The complainant contacted her Bank telephonically, firstly to obtain a copy of her credit card statement, and secondly to ascertain why she was not receiving SMS notifications. The Bank consultant that assisted her advised that there had been a technical issue, but that her SMS notification facility was active again. It was clear from the call recording that when the complainant ended the call with the Bank she was of the understanding that her SMS notifications had been reactivated and that going forward, this meant that she would be able to mitigate the risk of fraud on her account.
Subsequently, unauthorised transactions occurred on the complainant’s account. The Bank advised that as her account had been accessed via the Bank’s App, no SMS notifications were sent to her, as she would have needed to be registered on another notification platform in order to receive notifications of transactions initiated via the Bank’s App.
It was our finding that standard banking practice in the industry when “notification alerts” are activated is for an SMS/email to be sent to a customer in respect of all transactions that occur on a customer’s account. It was our view that a reasonable customer would assume that the reactivation of the SMS notification facility would ensure that she would be notified of all transactions that occurred on her account, even if the transactions occurred via the Bank’s App.

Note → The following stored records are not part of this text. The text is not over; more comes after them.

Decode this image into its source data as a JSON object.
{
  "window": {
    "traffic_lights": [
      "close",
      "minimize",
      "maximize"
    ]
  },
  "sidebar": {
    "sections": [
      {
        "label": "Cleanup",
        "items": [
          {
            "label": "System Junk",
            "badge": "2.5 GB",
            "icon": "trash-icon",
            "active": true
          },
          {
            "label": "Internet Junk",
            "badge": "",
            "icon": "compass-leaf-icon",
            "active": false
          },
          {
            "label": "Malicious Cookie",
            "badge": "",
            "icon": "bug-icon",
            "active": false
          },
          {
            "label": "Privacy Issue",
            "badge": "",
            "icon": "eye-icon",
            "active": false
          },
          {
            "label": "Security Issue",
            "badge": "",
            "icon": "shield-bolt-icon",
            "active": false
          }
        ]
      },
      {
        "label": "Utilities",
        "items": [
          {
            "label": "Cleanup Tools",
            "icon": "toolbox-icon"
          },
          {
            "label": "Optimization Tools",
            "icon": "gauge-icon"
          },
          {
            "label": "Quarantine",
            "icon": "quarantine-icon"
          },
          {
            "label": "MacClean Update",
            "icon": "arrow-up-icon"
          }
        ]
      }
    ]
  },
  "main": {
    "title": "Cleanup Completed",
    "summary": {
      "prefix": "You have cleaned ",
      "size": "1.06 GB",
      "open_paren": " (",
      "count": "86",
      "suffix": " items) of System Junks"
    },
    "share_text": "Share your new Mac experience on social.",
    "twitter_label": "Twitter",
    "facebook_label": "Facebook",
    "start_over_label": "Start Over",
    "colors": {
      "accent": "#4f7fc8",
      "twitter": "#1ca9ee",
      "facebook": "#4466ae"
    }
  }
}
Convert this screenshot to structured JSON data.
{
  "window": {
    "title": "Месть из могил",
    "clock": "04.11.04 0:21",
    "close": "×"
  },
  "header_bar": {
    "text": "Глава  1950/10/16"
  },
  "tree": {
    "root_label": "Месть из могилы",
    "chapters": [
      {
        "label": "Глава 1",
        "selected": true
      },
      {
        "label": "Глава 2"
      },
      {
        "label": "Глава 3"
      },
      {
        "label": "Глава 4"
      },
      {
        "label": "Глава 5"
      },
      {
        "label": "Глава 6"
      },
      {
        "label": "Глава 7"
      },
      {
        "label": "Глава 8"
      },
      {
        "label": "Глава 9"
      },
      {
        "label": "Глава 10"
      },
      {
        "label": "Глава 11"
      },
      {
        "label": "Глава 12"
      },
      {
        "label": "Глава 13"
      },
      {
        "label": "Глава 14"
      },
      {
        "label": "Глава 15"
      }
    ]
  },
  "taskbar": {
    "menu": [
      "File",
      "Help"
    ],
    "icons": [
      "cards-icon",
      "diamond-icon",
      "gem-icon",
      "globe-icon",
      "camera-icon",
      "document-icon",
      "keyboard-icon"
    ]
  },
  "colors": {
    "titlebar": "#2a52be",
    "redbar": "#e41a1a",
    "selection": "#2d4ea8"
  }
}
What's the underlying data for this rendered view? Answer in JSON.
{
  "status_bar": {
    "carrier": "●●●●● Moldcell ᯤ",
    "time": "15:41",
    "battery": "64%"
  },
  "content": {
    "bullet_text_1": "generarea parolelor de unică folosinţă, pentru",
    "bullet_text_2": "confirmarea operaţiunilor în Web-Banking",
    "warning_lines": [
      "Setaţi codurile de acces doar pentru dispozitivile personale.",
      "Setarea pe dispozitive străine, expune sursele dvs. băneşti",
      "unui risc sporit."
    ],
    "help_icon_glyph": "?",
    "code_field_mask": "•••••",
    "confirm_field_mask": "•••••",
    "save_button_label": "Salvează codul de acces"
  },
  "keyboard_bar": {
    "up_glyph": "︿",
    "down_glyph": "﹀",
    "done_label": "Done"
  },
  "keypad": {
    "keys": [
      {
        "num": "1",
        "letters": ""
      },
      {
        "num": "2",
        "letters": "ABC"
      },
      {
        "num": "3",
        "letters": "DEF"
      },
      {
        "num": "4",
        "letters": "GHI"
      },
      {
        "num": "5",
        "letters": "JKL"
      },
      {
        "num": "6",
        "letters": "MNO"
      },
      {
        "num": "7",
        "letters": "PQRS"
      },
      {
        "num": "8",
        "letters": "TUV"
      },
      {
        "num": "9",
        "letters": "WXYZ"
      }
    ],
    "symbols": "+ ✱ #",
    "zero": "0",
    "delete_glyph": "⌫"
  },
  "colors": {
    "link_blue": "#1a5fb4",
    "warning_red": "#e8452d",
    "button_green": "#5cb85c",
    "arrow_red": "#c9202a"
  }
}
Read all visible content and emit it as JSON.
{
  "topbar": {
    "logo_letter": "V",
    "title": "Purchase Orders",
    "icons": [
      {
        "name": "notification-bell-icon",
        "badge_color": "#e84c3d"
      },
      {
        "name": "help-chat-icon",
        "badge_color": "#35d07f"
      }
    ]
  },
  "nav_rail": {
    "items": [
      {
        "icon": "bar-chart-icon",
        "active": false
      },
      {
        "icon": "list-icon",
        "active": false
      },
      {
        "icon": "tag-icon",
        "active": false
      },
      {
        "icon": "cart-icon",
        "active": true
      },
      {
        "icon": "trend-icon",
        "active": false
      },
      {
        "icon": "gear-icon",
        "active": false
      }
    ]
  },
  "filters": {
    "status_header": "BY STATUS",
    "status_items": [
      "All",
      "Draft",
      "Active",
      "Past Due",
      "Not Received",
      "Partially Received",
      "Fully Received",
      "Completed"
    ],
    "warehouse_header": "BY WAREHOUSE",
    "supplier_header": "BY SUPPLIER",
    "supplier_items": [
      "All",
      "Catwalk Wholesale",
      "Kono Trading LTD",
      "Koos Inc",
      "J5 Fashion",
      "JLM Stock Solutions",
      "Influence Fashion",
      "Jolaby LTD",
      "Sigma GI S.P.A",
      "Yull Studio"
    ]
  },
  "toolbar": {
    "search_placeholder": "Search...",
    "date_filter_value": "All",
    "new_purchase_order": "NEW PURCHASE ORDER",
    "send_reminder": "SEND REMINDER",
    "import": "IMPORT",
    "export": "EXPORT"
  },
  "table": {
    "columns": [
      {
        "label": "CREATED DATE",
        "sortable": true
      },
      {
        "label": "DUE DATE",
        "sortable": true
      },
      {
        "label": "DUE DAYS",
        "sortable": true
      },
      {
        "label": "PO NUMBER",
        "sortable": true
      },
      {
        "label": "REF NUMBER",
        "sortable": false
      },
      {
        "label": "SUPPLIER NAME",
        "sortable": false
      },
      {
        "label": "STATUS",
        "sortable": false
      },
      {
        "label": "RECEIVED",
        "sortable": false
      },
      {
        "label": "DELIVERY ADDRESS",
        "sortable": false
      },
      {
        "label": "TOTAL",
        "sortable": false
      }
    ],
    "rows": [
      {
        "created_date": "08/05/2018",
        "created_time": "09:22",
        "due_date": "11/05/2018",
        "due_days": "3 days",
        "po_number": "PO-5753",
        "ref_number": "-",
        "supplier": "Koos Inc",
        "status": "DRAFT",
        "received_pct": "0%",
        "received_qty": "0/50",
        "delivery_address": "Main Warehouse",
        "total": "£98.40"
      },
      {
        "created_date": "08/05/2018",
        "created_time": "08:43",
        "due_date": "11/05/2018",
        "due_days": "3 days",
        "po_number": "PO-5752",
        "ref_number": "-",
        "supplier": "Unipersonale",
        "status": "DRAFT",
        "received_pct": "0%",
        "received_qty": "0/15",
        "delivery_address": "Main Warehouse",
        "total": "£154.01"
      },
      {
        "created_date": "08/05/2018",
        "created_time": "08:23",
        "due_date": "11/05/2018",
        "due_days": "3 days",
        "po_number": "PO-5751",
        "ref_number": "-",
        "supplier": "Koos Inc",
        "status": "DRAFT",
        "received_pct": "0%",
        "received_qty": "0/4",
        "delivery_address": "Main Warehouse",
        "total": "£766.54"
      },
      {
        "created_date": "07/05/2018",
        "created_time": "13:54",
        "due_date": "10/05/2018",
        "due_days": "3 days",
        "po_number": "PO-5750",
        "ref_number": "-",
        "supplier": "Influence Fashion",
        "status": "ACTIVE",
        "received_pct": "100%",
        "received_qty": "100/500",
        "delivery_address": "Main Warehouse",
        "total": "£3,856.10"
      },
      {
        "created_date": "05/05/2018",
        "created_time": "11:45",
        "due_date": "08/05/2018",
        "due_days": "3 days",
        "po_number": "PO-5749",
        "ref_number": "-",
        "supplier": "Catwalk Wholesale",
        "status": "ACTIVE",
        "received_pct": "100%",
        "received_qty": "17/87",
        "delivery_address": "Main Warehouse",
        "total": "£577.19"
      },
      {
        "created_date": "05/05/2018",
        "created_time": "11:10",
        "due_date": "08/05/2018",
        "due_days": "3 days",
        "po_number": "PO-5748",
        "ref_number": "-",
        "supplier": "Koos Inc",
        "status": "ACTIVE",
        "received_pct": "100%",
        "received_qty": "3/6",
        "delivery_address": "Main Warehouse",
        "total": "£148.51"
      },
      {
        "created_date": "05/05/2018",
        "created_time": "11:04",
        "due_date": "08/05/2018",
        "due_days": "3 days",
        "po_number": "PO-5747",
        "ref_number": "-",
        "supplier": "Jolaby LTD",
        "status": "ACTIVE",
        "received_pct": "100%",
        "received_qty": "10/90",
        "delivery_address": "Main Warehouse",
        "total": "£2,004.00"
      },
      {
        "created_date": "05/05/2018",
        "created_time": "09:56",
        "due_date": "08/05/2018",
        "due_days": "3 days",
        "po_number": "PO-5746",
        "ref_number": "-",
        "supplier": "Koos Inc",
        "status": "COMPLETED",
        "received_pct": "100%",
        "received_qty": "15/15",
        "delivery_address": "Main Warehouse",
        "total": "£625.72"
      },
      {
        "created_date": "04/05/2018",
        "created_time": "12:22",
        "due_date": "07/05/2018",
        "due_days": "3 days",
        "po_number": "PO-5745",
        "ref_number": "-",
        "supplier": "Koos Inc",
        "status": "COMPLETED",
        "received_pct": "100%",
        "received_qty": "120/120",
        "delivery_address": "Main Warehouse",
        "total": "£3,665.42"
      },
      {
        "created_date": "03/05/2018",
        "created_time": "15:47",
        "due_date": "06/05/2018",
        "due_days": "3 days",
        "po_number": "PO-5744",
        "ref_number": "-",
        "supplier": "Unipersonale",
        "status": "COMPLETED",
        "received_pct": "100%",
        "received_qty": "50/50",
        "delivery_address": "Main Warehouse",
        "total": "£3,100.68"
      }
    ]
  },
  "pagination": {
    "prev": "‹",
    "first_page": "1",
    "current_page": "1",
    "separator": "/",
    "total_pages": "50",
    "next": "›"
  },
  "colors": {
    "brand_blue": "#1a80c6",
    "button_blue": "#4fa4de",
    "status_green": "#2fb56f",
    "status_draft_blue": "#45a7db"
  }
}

The issue revolved once again around “an awareness of risk”. We found that it is unreasonable, given the prevalence of crime in the online banking space, for a Bank to expect its customer to explicitly request the notification service to be enabled for transactions made using the Bank’s App (especially when the Bank promoted this facility as a value-add). A reasonable customer would assume that if the SMS notification service had been activated, they would receive notifications of all the transactions that occurred on that account, no matter what platform was used to perform the transaction.
The Bank eventually accepted our position and agreed to write off an amount of R 200 000.00.
PRINCIPLE Banks have a responsibility to ensure that they make their customers aware of how banking products work. Considering the prevalence of fraud, customers must always be placed in a position to make an informed decision.